James Rapier:
One of First Blacks Elected to Congress
In 1873, James Rapier was one of the first African Americans elected to represent Alabama in Congress. The son of a white father and black mother, he was a staunch advocate of racial unity, trade unions and civil rights. He was an organizer for the Colored National Labor Union and traveled throughout Alabama on horseback to organize sharecroppers, tenant farmers and workers.
In Congress, speaking fervently for the passage of a Civil Rights Bill in 1875, he said he would accept no compromise.
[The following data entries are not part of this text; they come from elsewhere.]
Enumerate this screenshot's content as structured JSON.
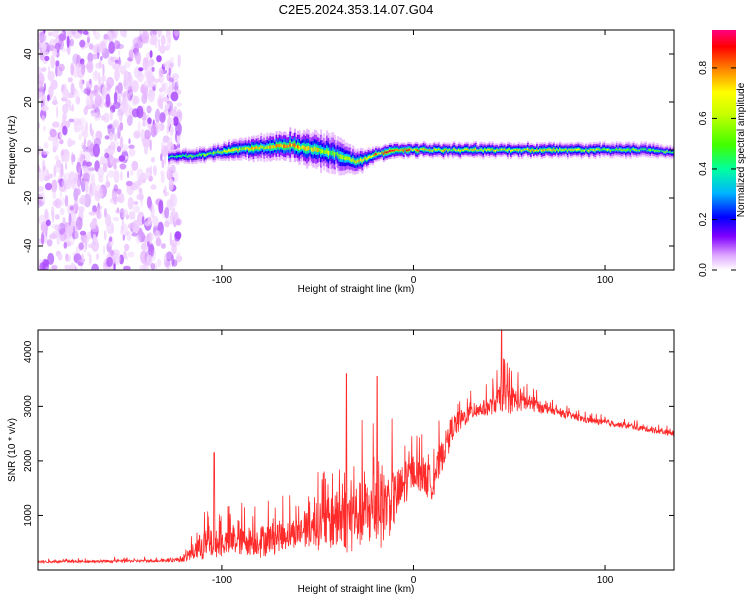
{
  "title": "C2E5.2024.353.14.07.G04",
  "chart_data": [
    {
      "type": "heatmap",
      "xlabel": "Height of straight line (km)",
      "ylabel": "Frequency (Hz)",
      "xlim": [
        -196,
        136
      ],
      "ylim": [
        -50,
        50
      ],
      "xticks": [
        -100,
        0,
        100
      ],
      "yticks": [
        -40,
        -20,
        0,
        20,
        40
      ],
      "colorbar": {
        "label": "Normalized spectral amplitude",
        "range": [
          0,
          0.95
        ],
        "ticks": [
          0.0,
          0.2,
          0.4,
          0.6,
          0.8
        ],
        "tick_labels": [
          "0.0",
          "0.2",
          "0.4",
          "0.6",
          "0.8"
        ],
        "colormap": [
          "#ffffff",
          "#e6b3ff",
          "#8000ff",
          "#0000ff",
          "#00c8ff",
          "#00ff80",
          "#80ff00",
          "#ffff00",
          "#ff8000",
          "#ff0000",
          "#ff0080"
        ]
      },
      "ridge": {
        "description_points_x": [
          -128,
          -110,
          -95,
          -80,
          -65,
          -50,
          -40,
          -30,
          -20,
          -10,
          0,
          20,
          40,
          60,
          80,
          100,
          120,
          136
        ],
        "center_hz": [
          -3,
          -2,
          0,
          1,
          2,
          0,
          -2,
          -5,
          -2,
          0,
          0,
          0,
          0,
          0,
          0,
          0,
          0,
          -1
        ],
        "width_hz": [
          3,
          3,
          4,
          5,
          6,
          8,
          7,
          5,
          3,
          3,
          3,
          3,
          3,
          3,
          3,
          3,
          3,
          3
        ],
        "peak_amplitude": [
          0.5,
          0.6,
          0.7,
          0.75,
          0.8,
          0.7,
          0.6,
          0.7,
          0.85,
          0.9,
          0.8,
          0.7,
          0.7,
          0.75,
          0.7,
          0.65,
          0.6,
          0.55
        ]
      },
      "noise_region_x": [
        -196,
        -122
      ],
      "grid": false
    },
    {
      "type": "line",
      "xlabel": "Height of straight line (km)",
      "ylabel": "SNR (10 * v/v)",
      "xlim": [
        -196,
        136
      ],
      "ylim": [
        0,
        4400
      ],
      "xticks": [
        -100,
        0,
        100
      ],
      "yticks": [
        1000,
        2000,
        3000,
        4000
      ],
      "color": "#ff2020",
      "envelope": {
        "x": [
          -196,
          -160,
          -130,
          -120,
          -110,
          -100,
          -80,
          -60,
          -50,
          -40,
          -30,
          -20,
          -10,
          0,
          10,
          20,
          30,
          40,
          48,
          55,
          70,
          90,
          110,
          136
        ],
        "y_base": [
          150,
          160,
          170,
          200,
          450,
          500,
          550,
          700,
          800,
          900,
          1000,
          1100,
          1300,
          1800,
          1600,
          2600,
          2900,
          3000,
          3200,
          3100,
          2950,
          2750,
          2650,
          2500
        ],
        "y_spread": [
          50,
          60,
          60,
          120,
          700,
          600,
          700,
          700,
          900,
          1400,
          1500,
          1700,
          1300,
          700,
          800,
          600,
          350,
          400,
          700,
          500,
          180,
          140,
          120,
          120
        ],
        "notable_peaks": [
          {
            "x": -104,
            "y": 2150
          },
          {
            "x": -35,
            "y": 3600
          },
          {
            "x": -19,
            "y": 3550
          },
          {
            "x": 46,
            "y": 4400
          }
        ]
      },
      "grid": false
    }
  ]
}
"This question resolves itself into this:
"Either I am a man or I am not a man. If I am a man, I am entitled to all the right and privileges and immunities that any other American citizen is entitled to. If I am not a man, then I have no right to vote. I have no right to be here upon this floor, or if I am tolerated here, it is in violation of the Constitution of our country.
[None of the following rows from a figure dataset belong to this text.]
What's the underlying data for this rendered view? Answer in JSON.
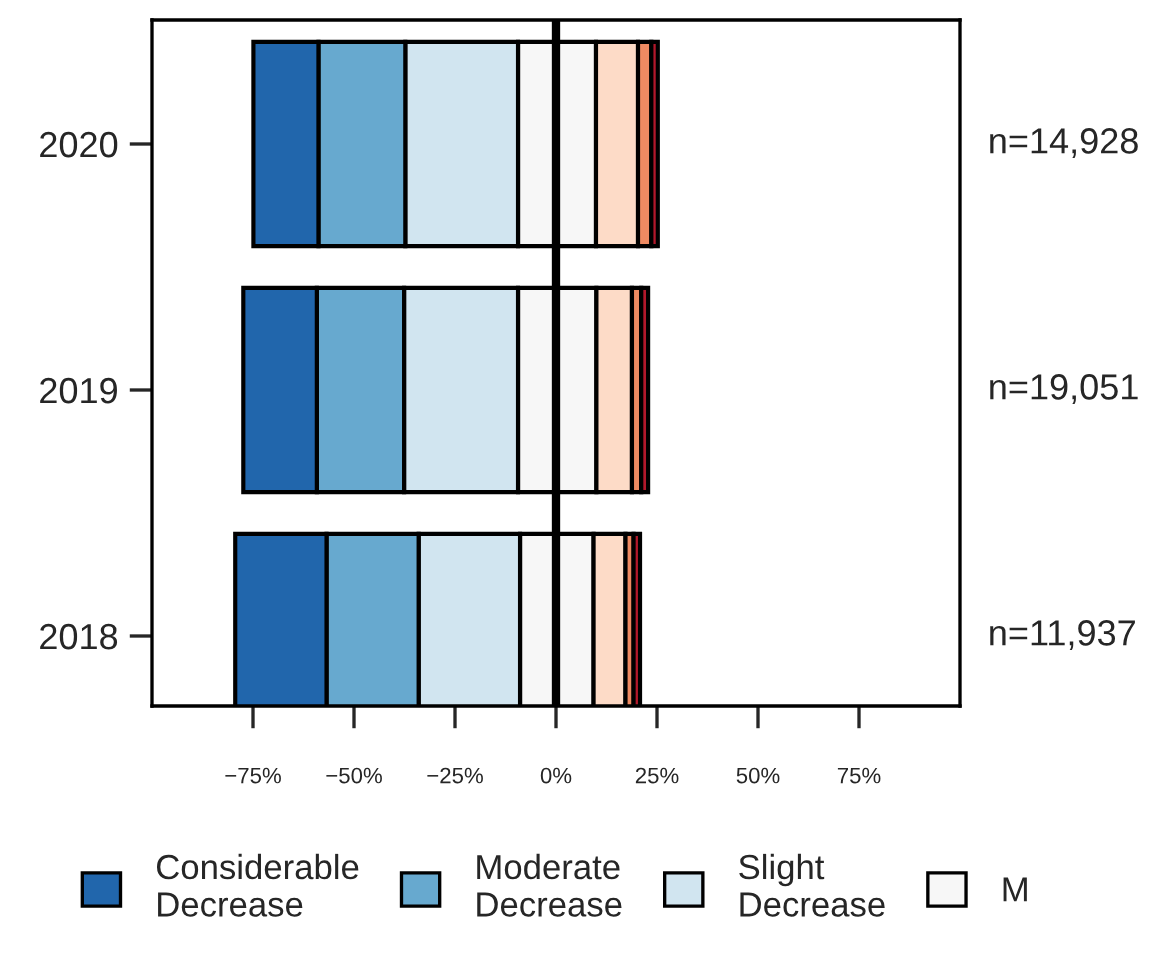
{
  "chart_data": {
    "type": "bar",
    "orientation": "horizontal",
    "stacked": true,
    "categories": [
      "2020",
      "2019",
      "2018"
    ],
    "series": [
      {
        "name": "M",
        "color": "#f7f7f7",
        "values": [
          -9.4,
          -9.4,
          -8.9
        ]
      },
      {
        "name": "Slight\nDecrease",
        "color": "#d1e5f0",
        "values": [
          -27.9,
          -28.2,
          -25.1
        ]
      },
      {
        "name": "Moderate\nDecrease",
        "color": "#67a9cf",
        "values": [
          -21.5,
          -21.6,
          -22.8
        ]
      },
      {
        "name": "Considerable\nDecrease",
        "color": "#2166ac",
        "values": [
          -16.1,
          -18.2,
          -22.6
        ]
      },
      {
        "color": "#f7f7f7",
        "values": [
          9.9,
          10.0,
          9.3
        ]
      },
      {
        "color": "#fddbc7",
        "values": [
          10.4,
          8.8,
          7.9
        ]
      },
      {
        "color": "#ef8a62",
        "values": [
          3.3,
          2.3,
          2.0
        ]
      },
      {
        "color": "#b2182b",
        "values": [
          1.6,
          1.7,
          1.6
        ]
      }
    ],
    "xlim": [
      -100,
      100
    ],
    "xticks": [
      {
        "value": -75,
        "label": "−75%"
      },
      {
        "value": -50,
        "label": "−50%"
      },
      {
        "value": -25,
        "label": "−25%"
      },
      {
        "value": 0,
        "label": "0%"
      },
      {
        "value": 25,
        "label": "25%"
      },
      {
        "value": 50,
        "label": "50%"
      },
      {
        "value": 75,
        "label": "75%"
      }
    ],
    "ref_lines": [
      {
        "axis": "x",
        "value": 0,
        "color": "#000000"
      }
    ],
    "annotations": [
      "n=14,928",
      "n=19,051",
      "n=11,937"
    ],
    "grid": false,
    "legend": "bottom"
  }
}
"If any man is entitled to the protection of the laws of this country, I hold that the colored man is that man. When he had no particular reason for liking this government; when your government was threatened with destruction, when those who had always been fostered and cared for by the government hesitated as to what they should do, when this great Republic was in the act of going down, then it was that the Negro came forward, made bare his breast and in it received the thrusts of the bayonets aimed at the life of the nation. And now you hesitate to say whether I shall be regarded as a man or not in this country, being a representative of that race."